Both bills aimed in part to require that an emergency declaration specify which commodities related to an emergency are subject to price freezes. Neither bill received a hearing.
Some prior emergency declarations have excluded the price increase prohibition from applying, including one issued by Ige in 2022 to better control the axis deer population on Maui. This emergency has been extended by Green and is still in effect.
Green, who took office in December, has issued and renewed several emergency proclamations of his own, but they don’t exclude the price increase prohibition from applying.
Green’s emergencies include one issued in December and extended six times since then to expand medical flight service statewide. Another one declared homelessness as an emergency in January and has been renewed five times since then.
ON JULY 18, Green declared two more emergencies. One was to prepare for the then-approaching Tropical Storm Calvin. The other was to fence in and demolish the condemned Uncle Billy’s Hilo Bay Hotel on land owned by the state.
Collins said his announcement isn’t an indirect jab at the housing emergency proclamation, which some environmentalists have criticized. He said price increase prohibitions triggered by emergency proclamations deserve to be enforced.
“Whenever a state of emergency is declared, emergency price controls go into effect,” he said. “This hui does not have a collective position on the proclamation.”
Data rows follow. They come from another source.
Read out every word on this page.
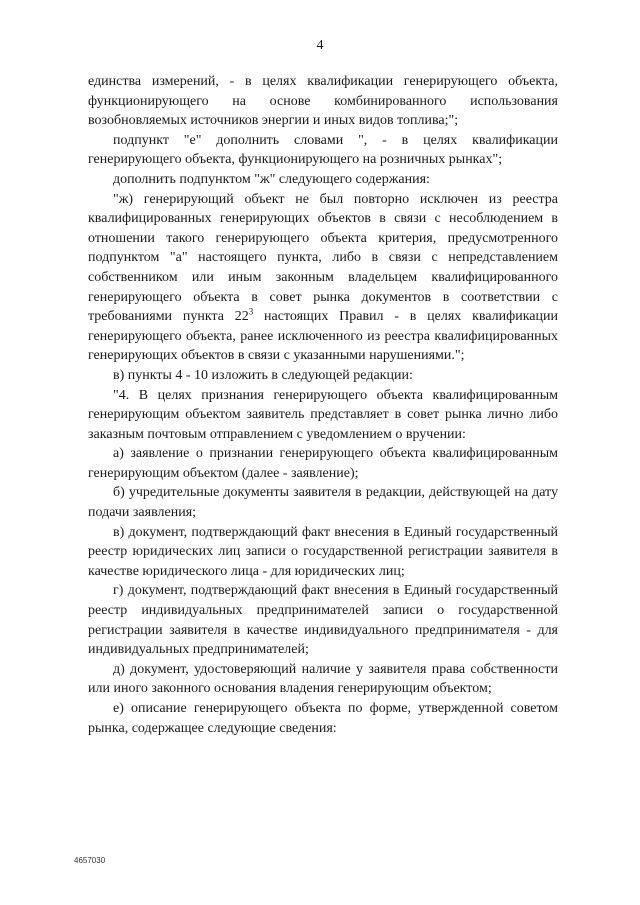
4

единства измерений, - в целях квалификации генерирующего объекта, функционирующего на основе комбинированного использования возобновляемых источников энергии и иных видов топлива;";

подпункт "е" дополнить словами ", - в целях квалификации генерирующего объекта, функционирующего на розничных рынках";

дополнить подпунктом "ж" следующего содержания:

"ж) генерирующий объект не был повторно исключен из реестра квалифицированных генерирующих объектов в связи с несоблюдением в отношении такого генерирующего объекта критерия, предусмотренного подпунктом "а" настоящего пункта, либо в связи с непредставлением собственником или иным законным владельцем квалифицированного генерирующего объекта в совет рынка документов в соответствии с требованиями пункта $22^3$ настоящих Правил - в целях квалификации генерирующего объекта, ранее исключенного из реестра квалифицированных генерирующих объектов в связи с указанными нарушениями.";

в) пункты 4 - 10 изложить в следующей редакции:

"4. В целях признания генерирующего объекта квалифицированным генерирующим объектом заявитель представляет в совет рынка лично либо заказным почтовым отправлением с уведомлением о вручении:

а) заявление о признании генерирующего объекта квалифицированным генерирующим объектом (далее - заявление);

б) учредительные документы заявителя в редакции, действующей на дату подачи заявления;

в) документ, подтверждающий факт внесения в Единый государственный реестр юридических лиц записи о государственной регистрации заявителя в качестве юридического лица - для юридических лиц;

г) документ, подтверждающий факт внесения в Единый государственный реестр индивидуальных предпринимателей записи о государственной регистрации заявителя в качестве индивидуального предпринимателя - для индивидуальных предпринимателей;

д) документ, удостоверяющий наличие у заявителя права собственности или иного законного основания владения генерирующим объектом;

е) описание генерирующего объекта по форме, утвержденной советом рынка, содержащее следующие сведения:

4657030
Sen. Angus McKelvey (D, West Maui-Maalaea-South Maui) considers Green’s declaration of a housing emergency to be an improper use of emergency power, and said there are better ways to improve this chronic problem.
“We should be using scalpels, not sledgehammers,” he said.
McKelvey, who introduced SB 1599 on behalf of someone representing a retailer not on Hawaii island frustrated with price controls during the 2018 volcanic eruption, said any price increase prohibition against all commodities statewide isn’t appropriate under Green’s declared housing emergency. He encouraged the governor to amend the proclamation to achieve that.